To begin with, destinations targeting Chinese travelers would benefit from prioritizing safety as part of their brand-building efforts, and there’s plenty of evidence to suggest that it’s even possible to bounce back from dips in Chinese visitor numbers prompted by safety fears.

ForwardKeys’ research highlighted Turkey as a successful case study in rebuilding Chinese confidence. The country’s reputation suffered serious damage as a result of the June 2016 Ataturk Airport attack, which left 48 dead. However, ForwardKeys pointed to a 69 percent year-on-year spike in Chinese visits to Turkey in the first eight months of 2018, helped by campaigns and events around 2018’s China-Turkey Tourism Year. The positive takeaway: even memories of even high-profile events tend to fade.

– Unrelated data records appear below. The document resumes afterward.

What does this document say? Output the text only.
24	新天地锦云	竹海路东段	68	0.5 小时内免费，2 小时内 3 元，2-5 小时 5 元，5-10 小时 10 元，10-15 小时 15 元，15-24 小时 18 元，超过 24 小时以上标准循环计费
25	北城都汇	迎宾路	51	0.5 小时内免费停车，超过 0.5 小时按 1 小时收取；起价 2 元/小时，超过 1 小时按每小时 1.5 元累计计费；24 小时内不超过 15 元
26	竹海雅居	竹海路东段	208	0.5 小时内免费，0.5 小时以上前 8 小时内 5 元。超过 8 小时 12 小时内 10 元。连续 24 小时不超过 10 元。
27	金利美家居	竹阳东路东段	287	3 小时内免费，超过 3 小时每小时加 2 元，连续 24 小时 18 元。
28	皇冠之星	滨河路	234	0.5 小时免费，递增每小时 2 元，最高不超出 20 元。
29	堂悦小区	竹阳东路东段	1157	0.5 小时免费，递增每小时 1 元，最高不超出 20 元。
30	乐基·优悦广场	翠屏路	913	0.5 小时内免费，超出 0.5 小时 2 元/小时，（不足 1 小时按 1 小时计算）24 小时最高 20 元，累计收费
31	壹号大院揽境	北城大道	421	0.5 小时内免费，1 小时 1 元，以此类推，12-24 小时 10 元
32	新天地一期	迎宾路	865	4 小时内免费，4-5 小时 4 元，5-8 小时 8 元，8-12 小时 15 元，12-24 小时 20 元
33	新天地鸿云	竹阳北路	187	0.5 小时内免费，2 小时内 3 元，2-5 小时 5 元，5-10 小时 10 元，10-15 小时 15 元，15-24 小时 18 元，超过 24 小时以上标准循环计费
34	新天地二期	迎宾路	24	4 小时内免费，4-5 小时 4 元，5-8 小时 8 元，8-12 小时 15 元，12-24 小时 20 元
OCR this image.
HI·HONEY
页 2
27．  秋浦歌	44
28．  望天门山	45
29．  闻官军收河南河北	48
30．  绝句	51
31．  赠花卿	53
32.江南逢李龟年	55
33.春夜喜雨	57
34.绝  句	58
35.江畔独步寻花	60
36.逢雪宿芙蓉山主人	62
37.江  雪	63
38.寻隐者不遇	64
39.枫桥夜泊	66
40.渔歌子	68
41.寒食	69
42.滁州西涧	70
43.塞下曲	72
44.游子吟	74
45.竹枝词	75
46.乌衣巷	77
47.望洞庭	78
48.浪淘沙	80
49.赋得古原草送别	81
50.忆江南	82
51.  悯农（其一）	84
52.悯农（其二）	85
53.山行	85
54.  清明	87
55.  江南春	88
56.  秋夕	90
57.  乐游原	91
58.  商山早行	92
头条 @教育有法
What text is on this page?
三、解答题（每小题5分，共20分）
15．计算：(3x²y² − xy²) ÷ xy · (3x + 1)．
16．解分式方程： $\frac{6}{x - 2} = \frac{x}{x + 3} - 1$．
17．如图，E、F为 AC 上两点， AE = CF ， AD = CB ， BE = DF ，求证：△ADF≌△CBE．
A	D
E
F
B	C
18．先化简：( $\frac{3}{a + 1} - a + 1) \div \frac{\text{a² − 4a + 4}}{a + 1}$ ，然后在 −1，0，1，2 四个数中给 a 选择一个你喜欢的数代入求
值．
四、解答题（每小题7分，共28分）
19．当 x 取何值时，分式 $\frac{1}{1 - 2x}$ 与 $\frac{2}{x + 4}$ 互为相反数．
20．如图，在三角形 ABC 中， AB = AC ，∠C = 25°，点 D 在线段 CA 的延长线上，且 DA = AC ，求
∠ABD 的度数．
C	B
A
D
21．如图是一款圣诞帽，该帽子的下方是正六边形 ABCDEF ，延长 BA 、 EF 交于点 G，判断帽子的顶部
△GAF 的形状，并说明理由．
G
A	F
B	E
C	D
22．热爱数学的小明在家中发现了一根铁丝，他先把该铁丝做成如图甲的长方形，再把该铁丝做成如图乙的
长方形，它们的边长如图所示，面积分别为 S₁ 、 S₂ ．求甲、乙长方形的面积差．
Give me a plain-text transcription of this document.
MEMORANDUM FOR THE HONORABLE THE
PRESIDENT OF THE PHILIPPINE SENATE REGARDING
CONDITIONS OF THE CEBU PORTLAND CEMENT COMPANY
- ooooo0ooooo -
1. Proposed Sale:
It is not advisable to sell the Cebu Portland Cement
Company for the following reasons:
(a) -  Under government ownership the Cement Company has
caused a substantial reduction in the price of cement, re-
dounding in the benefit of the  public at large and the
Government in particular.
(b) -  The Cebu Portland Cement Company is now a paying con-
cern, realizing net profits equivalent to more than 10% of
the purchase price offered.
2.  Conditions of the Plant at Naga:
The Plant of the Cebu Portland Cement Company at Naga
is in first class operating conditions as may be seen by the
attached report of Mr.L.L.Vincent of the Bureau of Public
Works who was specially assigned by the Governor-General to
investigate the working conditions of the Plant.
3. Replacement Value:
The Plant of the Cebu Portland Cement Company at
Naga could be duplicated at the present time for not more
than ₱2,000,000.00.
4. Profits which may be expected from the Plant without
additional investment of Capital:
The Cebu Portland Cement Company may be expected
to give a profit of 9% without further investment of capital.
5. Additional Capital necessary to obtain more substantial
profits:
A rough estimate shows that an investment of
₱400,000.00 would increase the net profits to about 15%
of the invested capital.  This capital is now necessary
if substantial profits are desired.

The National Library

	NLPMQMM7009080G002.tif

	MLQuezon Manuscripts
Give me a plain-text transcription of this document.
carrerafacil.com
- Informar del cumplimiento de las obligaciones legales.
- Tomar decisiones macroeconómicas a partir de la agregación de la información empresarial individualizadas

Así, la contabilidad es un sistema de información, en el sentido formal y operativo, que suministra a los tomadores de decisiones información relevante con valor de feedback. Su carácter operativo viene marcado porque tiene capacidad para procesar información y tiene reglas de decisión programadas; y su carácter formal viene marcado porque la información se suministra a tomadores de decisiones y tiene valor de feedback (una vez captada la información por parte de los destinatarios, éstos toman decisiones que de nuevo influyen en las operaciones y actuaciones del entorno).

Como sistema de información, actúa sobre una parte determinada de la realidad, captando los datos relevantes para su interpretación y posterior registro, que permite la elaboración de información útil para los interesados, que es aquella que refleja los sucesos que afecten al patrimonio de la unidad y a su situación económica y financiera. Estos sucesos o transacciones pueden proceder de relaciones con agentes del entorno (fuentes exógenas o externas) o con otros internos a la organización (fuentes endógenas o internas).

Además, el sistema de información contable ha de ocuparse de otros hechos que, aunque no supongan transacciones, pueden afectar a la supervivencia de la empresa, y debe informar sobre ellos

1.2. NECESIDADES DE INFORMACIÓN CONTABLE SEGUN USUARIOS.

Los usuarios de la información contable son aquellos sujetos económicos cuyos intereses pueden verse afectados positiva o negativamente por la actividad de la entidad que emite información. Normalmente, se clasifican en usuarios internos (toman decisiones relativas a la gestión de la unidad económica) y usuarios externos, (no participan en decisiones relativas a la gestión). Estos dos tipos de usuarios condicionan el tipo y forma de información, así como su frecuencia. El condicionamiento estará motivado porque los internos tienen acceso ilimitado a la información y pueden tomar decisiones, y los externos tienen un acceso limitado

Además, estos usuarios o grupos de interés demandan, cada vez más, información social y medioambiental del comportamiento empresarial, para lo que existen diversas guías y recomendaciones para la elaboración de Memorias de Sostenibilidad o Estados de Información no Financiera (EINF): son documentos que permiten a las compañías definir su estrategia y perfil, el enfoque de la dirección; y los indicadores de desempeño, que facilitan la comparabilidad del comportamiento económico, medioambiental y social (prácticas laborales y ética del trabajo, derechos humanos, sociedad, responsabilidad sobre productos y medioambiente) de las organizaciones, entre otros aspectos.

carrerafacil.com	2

Following a terrorist attack in 2016, Chinese tourism to Turkey has rebounded this year

COTRI’s Ledsham noted Malaysia’s recovery as a destination four years after Beijing-bound Malaysia Airlines flight MH370 disappeared with 239 passengers on board, the majority of whom were Chinese nationals.

Attract China’s Becker thinks cities could openly address security fears by talking up their achievements in combating crime. He notes New York City’s reduction in crime over the past few decades as one prominent example. Even largely symbolic campaigns can have an impact, such as the joint patrols undertaken between Chinese police and local law enforcement in European cities like Paris, Venice, and Dubrovnik. “It may seem like a public relations stunt,” Becker said, “But it has been widely reported in China.”

Ledsham adds, “We’ve worked with various destinations within the States, and while America will always have this perception of being a more dangerous country, if you are the tourism bureau of a particular state, you can say, for example, ‘We are Wyoming. This is a peaceful, polite part of the States where you can be in contact with nature.’

“Show people that this isn’t gangs, drugs, and police violence. Even if an incident could still happen, you can say ‘this is different.’ No one is going to use their marketing to say, ‘We don’t have guns,’” he said. “Because the minute you do, people start thinking about guns. But if you can build an image of something positive and new and become known for that, then people will focus less on any other factors.”